The immune cells used in the MAT are obtained from human blood donations. The donors arrive at Sanquin in the early morning to voluntarily donate blood for this purpose. That same day, Sanquin purifies the immune cells (monocytes) from the donations and preserves them by means of freezing. After extensive quality control, the cells are ready and used to perform the MAT in-house or shipped (on dry ice) to customers.
What are its real-world applications?
Since 2017, pharmaceutical companies in the EU are obliged to use the MAT as an alternative to the Rabbit Pyrogen Test for new medicines or existing medicines where the production process has changed. More recently, the European Pharmacopoeia Commission has decided to completely replace the Rabbit Pyrogen Test within the next five years. Sanquin provides an all-encompassing solution for this test in the form of test kits, test services, consultancy and support. Current customers include pharmaceutical companies from the world top 5 as well as smaller scale enterprises. The type of products being tested by Sanquin include blood-derived pharmaceuticals, biologicals and vaccines, from the experimental phase of development to established drugs on the market (routine drug release testing).
Sanquin released its first MAT kit in 2017, and now a new version will be launched. What is the difference between them?

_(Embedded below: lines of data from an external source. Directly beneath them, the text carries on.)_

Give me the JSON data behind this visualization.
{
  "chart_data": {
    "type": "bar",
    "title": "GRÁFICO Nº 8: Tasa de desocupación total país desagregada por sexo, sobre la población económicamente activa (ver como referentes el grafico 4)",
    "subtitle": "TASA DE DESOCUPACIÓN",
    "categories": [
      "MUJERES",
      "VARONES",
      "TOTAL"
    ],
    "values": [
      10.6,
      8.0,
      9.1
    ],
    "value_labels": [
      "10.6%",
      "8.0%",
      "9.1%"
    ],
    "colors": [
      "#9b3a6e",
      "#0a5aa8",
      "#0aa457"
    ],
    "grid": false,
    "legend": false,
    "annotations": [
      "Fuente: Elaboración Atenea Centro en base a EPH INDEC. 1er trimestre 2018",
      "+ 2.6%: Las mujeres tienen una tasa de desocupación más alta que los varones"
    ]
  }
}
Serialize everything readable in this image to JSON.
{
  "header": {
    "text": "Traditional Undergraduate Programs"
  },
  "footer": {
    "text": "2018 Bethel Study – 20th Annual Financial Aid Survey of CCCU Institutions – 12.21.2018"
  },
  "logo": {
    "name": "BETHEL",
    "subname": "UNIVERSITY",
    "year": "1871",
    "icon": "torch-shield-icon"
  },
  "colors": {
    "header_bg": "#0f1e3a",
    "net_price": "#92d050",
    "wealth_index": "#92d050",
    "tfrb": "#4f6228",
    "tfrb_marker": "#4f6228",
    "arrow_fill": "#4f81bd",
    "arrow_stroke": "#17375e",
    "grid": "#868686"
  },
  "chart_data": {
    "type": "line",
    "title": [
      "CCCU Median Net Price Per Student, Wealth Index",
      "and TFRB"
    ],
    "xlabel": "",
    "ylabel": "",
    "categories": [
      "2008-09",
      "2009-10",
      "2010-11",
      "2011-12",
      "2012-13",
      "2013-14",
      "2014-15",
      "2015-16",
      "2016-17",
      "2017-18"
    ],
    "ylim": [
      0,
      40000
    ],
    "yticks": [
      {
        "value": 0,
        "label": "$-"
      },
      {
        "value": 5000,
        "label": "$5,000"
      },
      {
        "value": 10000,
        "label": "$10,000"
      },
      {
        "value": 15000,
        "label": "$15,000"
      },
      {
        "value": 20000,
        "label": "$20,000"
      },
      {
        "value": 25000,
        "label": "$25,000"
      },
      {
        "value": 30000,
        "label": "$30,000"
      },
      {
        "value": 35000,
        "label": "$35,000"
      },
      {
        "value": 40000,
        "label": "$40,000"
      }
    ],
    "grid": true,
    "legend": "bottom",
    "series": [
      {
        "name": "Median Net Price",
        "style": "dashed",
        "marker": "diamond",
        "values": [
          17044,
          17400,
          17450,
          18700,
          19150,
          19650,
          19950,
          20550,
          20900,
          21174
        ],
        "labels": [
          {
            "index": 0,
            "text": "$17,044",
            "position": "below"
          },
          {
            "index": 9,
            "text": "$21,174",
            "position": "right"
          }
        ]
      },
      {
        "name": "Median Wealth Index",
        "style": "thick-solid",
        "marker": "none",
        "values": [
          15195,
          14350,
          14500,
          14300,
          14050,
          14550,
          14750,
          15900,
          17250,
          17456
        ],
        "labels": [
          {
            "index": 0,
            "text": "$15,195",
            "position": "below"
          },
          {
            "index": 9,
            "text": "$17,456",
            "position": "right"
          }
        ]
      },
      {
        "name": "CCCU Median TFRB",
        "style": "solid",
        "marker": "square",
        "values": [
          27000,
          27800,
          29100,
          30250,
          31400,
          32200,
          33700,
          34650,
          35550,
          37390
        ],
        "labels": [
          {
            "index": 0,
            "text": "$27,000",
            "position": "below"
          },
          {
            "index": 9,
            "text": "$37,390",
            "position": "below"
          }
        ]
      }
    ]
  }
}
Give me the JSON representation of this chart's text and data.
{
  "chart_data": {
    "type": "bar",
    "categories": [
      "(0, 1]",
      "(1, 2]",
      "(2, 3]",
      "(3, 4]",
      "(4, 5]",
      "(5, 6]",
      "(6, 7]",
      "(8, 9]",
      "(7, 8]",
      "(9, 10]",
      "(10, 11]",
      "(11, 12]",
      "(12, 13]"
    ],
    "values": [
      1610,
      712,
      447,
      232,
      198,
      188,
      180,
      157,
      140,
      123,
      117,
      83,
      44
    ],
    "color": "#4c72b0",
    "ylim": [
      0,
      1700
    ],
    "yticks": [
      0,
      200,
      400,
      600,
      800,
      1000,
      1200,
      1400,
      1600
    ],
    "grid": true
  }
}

The MAT kit launched in 2017 was developed using fetal bovine serum (FBS). This animal-derived product is traditionally used to support the growth of cells in the lab. In the new kit this component has been replaced by human serum, which, similar to the immune cells, is also obtained from blood donation. The use of human serum not only further reduces the use of animal-derived components, the assay also becomes more sensitive to an important group of fever-inducing substances.
How successful have the kits and services been so far?
There is increasing interest in the MAT, in part driven by regulatory requirements but also driven by increased awareness of its safety and by the fact that the test does not require the use of laboratory animals. To allow for a world-wide distribution of the MAT kits, Sanquin has formed a strategic partnership in 2020 with the biotech company Lonza in 2020. In terms of providing the MAT as a test service, Sanquin is building a strong customer base, which includes major pharmaceutical companies, biotech companies and contract manufacturing organisations.
What makes Amsterdam a good place for this kind of innovation?
The Amsterdam region offers an excellent ecosystem for innovation and cooperation. The Dutch capital finds itself in close proximity to the Amsterdam Airport Schiphol, several railway stations and relevant agencies such as the European Medicines Agency, as well as universities and life science institutes and is a well-loved city in which to reside.
The Amsterdam municipality promotes cooperation between knowledge institutes and industry and invests in profiling of the Amsterdam metropole as a knowledge intensive region. Recently, the New West Health & Innovation District (HID), founded by Sanquin and located on its premises, was granted a €500,000 subsidy to expand office and laboratory space to house startups in the field of blood, immunology, haematology or cancer.